Enfant de Maraghna ayant eu une partie de son enfance à Agoussim, il n’avait pas eu le temps de connaître son père, tombé au champ d’honneur durant la guerre d’Algérie, alors qu’il ne devait avoir que 3 ans.
Brillant dans ses études, il était diplômé de l’université de Bab Ezzouar et avait passé sa vie à transmettre ses savoirs par l’enseignement et la chanson.
La chanson était sa passion. C’était un virtuose de la guitare et il était l’un des rares de sa génération à maîtriser son instrument, aussi bien au solo qu’à l’accompagnement. C’est en 1978 que je lui avais demandé de rejoindre Imazighen Imoula, alors qu’il était encore étudiant en sciences exactes. C’était avec lui que j’avais enregistré à Bagnolet, en 1981, le deuxième album 33 tours, intitulé « Chants berbères de lutte et d’espoir » dont le texte de présentation et les traductions françaises sont de Younes Adli, et la photo de l’intérieur de la pochette était du regretté Ferhat Oumalou, prise à la fac centrale d’Alger le 20 avril 1981, nous montrant sur scène devant une immense foule estudiantine. Je lui dois les basses de la chanson « Oued Ouchayeh ». Il avait aussi fait les chœurs dans « Am arezg nnegh ».
A la fin de ses études, nos chemins s’étaient professionnellement séparés mais j’écoute à ce jour, son répertoire avec un plaisir mêlé d’admiration, pour son immense talent musical.
Son témoignage sur la filiation entre moi et Cherif Kheddam, à l’enterrement de ce dernier auquel il avait assisté en janvier 2012, m’avait énormément ému. Il était pétri de valeurs.
Rachid Sairi m’a accordé le privilège d’écouter au studio d’enregistrement, en 2008, juste avant mon dernier départ de Kabylie, le volume que Mohand Ouali préparait avec beaucoup de soin.

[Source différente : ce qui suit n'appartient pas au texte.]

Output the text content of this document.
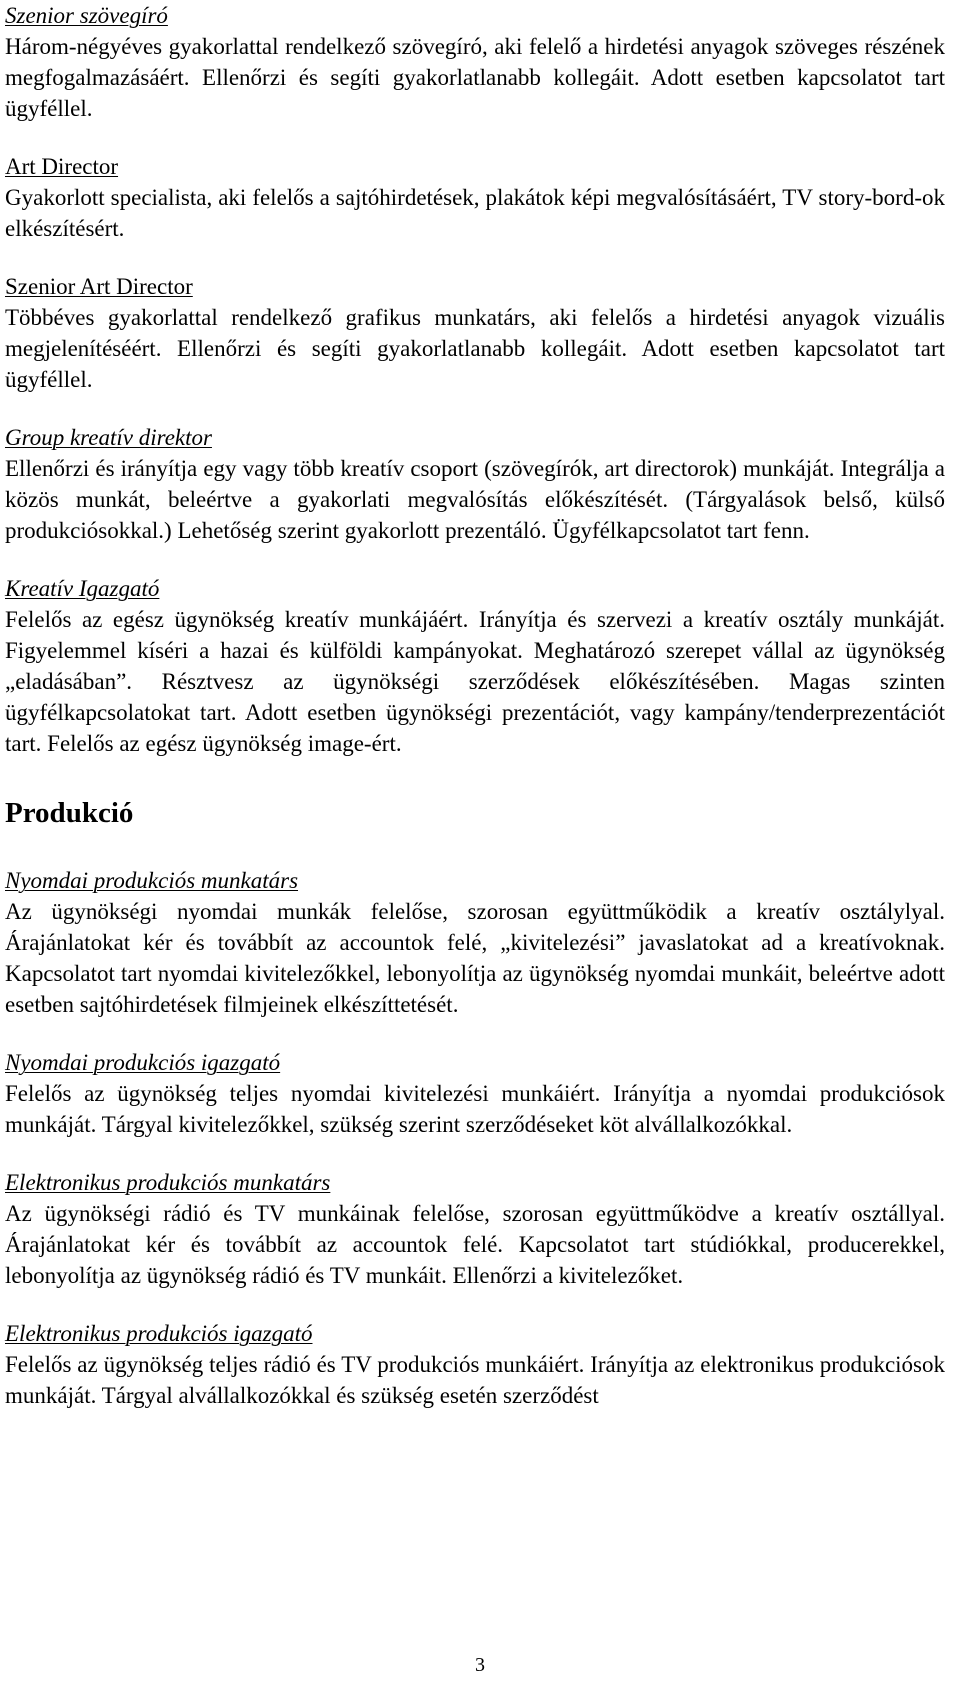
Szenior szövegíró
Három-négyéves gyakorlattal rendelkező szövegíró, aki felelő a hirdetési anyagok szöveges részének megfogalmazásáért. Ellenőrzi és segíti gyakorlatlanabb kollegáit. Adott esetben kapcsolatot tart ügyféllel.
Art Director
Gyakorlott specialista, aki felelős a sajtóhirdetések, plakátok képi megvalósításáért, TV story-bord-ok elkészítésért.
Szenior Art Director
Többéves gyakorlattal rendelkező grafikus munkatárs, aki felelős a hirdetési anyagok vizuális megjelenítéséért. Ellenőrzi és segíti gyakorlatlanabb kollegáit. Adott esetben kapcsolatot tart ügyféllel.
Group kreatív direktor
Ellenőrzi és irányítja egy vagy több kreatív csoport (szövegírók, art directorok) munkáját. Integrálja a közös munkát, beleértve a gyakorlati megvalósítás előkészítését. (Tárgyalások belső, külső produkciósokkal.) Lehetőség szerint gyakorlott prezentáló. Ügyfélkapcsolatot tart fenn.
Kreatív Igazgató
Felelős az egész ügynökség kreatív munkájáért. Irányítja és szervezi a kreatív osztály munkáját. Figyelemmel kíséri a hazai és külföldi kampányokat. Meghatározó szerepet vállal az ügynökség „eladásában”. Résztvesz az ügynökségi szerződések előkészítésében. Magas szinten ügyfélkapcsolatokat tart. Adott esetben ügynökségi prezentációt, vagy kampány/tenderprezentációt tart. Felelős az egész ügynökség image-ért.
Produkció
Nyomdai produkciós munkatárs
Az ügynökségi nyomdai munkák felelőse, szorosan együttműködik a kreatív osztálylyal. Árajánlatokat kér és továbbít az accountok felé, „kivitelezési” javaslatokat ad a kreatívoknak. Kapcsolatot tart nyomdai kivitelezőkkel, lebonyolítja az ügynökség nyomdai munkáit, beleértve adott esetben sajtóhirdetések filmjeinek elkészíttetését.
Nyomdai produkciós igazgató
Felelős az ügynökség teljes nyomdai kivitelezési munkáiért. Irányítja a nyomdai produkciósok munkáját. Tárgyal kivitelezőkkel, szükség szerint szerződéseket köt alvállalkozókkal.
Elektronikus produkciós munkatárs
Az ügynökségi rádió és TV munkáinak felelőse, szorosan együttműködve a kreatív osztállyal. Árajánlatokat kér és továbbít az accountok felé. Kapcsolatot tart stúdiókkal, producerekkel, lebonyolítja az ügynökség rádió és TV munkáit. Ellenőrzi a kivitelezőket.
Elektronikus produkciós igazgató
Felelős az ügynökség teljes rádió és TV produkciós munkáiért. Irányítja az elektronikus produkciósok munkáját. Tárgyal alvállalkozókkal és szükség esetén szerződést
3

Mohand Ouali était d’une gentillesse et d’une douceur incomparables. Il est désormais étoile, scintillant au firmament et veillant tel un Saint sur Maraghna, Illulen U Malu, la région d’Iɛeẓẓugen, la Kabylie et la musique de nos ancêtres.
Mes condoléances les plus attristées pour ses enfants et toute sa famille dont son frère Ameziane Kezzar.